DocumentationAPI ReferenceRelease Notes
DocumentationLog In
Documentation

Cost Tracking

Automatic LLM cost tracking and analysis across interactions, sessions, and versions based on configured model pricing

When you log model, input_tokens, and output_tokens with your interactions, Deepchecks calculates costs automatically based on your configured model pricing - so you can weigh quality improvements against token spend before committing to a version.


Configuration

Navigate to Workspace Settings > Cost Tracking to configure model pricing. You need:

  1. Model Name (required) - Must exactly match the model name in your logged data
  2. Model Provider (optional) - e.g., "OpenAI", "Anthropic", "Azure" - provides additional matching accuracy
  3. Input Token Price (required) - Price in USD per 1 million prompt tokens
  4. Output Token Price (required) - Price in USD per 1 million completion tokens

Click Add Model Cost to create a new entry. You can edit or delete existing configurations at any time. Configuration changes apply immediately to all new interactions. This can be done by Admins and Owners of the organization.

Model name matching

Cost calculation requires an exact match (case-insensitive) between the model name in your configuration and the model name logged in your interactions. For example:

  • Configuration: "gpt-4" matches logged data: model: "gpt-4" or model: "GPT-4"
  • Configuration: "gpt-3.5" does NOT match logged data: model: "gpt-3.5-turbo"

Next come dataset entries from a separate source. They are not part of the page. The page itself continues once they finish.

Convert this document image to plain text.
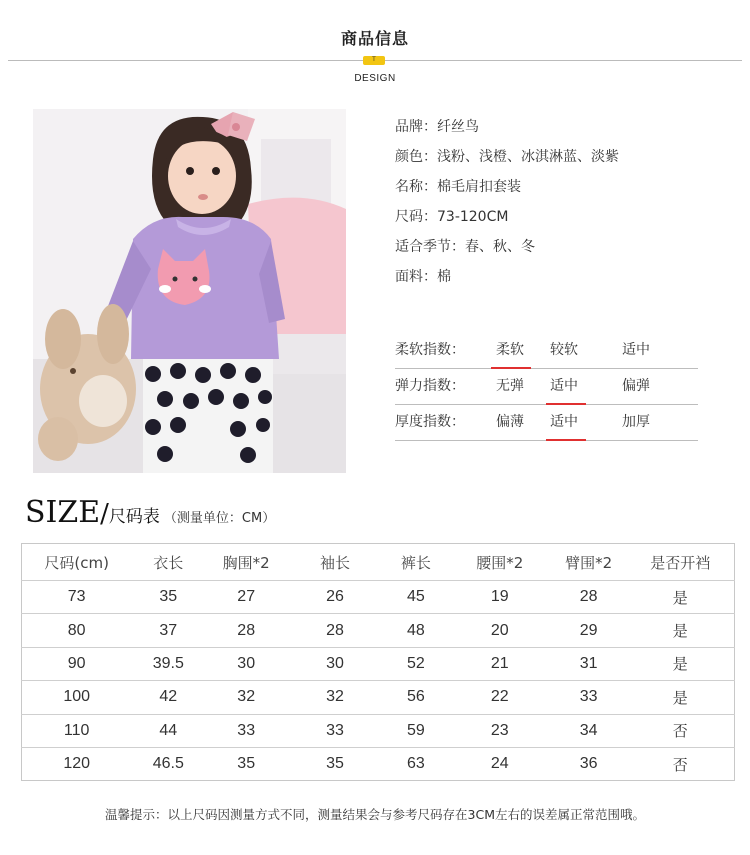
商品信息
T
DESIGN
品牌：纤丝鸟
颜色：浅粉、浅橙、冰淇淋蓝、淡紫
名称：棉毛肩扣套装
尺码：73-120CM
适合季节：春、秋、冬
面料：棉
柔软指数： 柔软 较软	适中
弹力指数： 无弹 适中	偏弹
厚度指数： 偏薄 适中	加厚
SIZE/尺码表 （测量单位：CM）
尺码(cm)	衣长	胸围*2	袖长	裤长	腰围*2	臂围*2	是否开裆
73	35	27	26	45	19	28	是
80	37	28	28	48	20	29	是
90	39.5	30	30	52	21	31	是
100	42	32	32	56	22	33	是
110	44	33	33	59	23	34	否
120	46.5	35	35	63	24	36	否
温馨提示：以上尺码因测量方式不同，测量结果会与参考尺码存在3CM左右的误差属正常范围哦。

If you use the same model name across different providers (e.g., "gpt-4" from both OpenAI and Azure), add the provider to disambiguate. Deepchecks will first try to match both model name and provider, then fall back to matching just the model name, and return no cost if no match is found.


Viewing costs

Interaction level

Costs appear on individual interaction details in the System Metrics section, with separate input_cost and output_cost values. You can also filter the Interactions table by cost range.

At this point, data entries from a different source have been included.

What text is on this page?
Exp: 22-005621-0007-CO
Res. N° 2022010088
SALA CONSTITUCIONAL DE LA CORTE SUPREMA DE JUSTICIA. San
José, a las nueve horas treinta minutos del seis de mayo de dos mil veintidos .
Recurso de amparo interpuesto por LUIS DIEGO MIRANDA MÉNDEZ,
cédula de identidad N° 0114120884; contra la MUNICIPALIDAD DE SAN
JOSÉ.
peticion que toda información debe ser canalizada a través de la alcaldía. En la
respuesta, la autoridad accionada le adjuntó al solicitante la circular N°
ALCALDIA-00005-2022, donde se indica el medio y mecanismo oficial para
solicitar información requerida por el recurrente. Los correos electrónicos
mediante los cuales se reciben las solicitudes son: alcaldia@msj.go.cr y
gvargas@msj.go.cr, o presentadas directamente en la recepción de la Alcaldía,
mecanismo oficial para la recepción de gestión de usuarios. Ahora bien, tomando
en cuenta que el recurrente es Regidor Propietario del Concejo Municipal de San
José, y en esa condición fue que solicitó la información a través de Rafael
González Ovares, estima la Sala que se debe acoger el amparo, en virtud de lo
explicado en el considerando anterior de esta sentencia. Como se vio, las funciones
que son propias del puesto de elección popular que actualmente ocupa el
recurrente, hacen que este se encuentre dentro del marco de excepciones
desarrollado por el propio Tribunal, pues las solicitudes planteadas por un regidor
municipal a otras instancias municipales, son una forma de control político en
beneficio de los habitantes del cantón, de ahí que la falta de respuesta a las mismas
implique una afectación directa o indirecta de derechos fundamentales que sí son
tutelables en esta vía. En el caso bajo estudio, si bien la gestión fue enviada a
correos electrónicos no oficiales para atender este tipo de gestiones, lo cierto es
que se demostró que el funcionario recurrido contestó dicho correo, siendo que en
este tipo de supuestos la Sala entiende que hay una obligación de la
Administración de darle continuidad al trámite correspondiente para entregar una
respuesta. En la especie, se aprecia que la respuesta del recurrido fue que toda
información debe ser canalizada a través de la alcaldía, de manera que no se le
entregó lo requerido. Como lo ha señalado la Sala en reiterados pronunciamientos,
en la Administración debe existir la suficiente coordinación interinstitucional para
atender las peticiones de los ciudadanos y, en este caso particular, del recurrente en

For agentic workflows (data uploaded via Upload Agentic Data or Auto-Instrumentation), costs are automatically aggregated through the span hierarchy:

  • LLM Spans - Direct token usage costs
  • Parent Spans (Chain, Agent, Tool, Retrieval) - Aggregate costs from all descendant LLM spans
  • Root Interactions - Total cost includes all nested span costs

Session level

The Sessions view displays aggregated costs per session - total cost and token metrics. This helps identify expensive conversation flows.

Version level

The Versions screen shows version-level cost metrics: total cost, average cost per interaction, and cost comparison across versions. Both production and evaluation environments display separate metrics, so you can assess spending in each context. This pairs naturally with Version Comparison - you can evaluate quality and cost side by side.


Requirements

To enable cost tracking, your logged data must include:

  1. model - The model name (e.g., "gpt-4", "claude-3-opus")
  2. input_tokens - Number of input/prompt tokens used
  3. output_tokens - Number of output/completion tokens generated
  4. model_provider (optional) - Provider name for disambiguation

These fields can be included in the SDK's log_interaction() method, Span objects, or as CSV columns. See Data Fields Reference for details. When using Auto-Instrumentation, token counts and model names are captured automatically from your framework.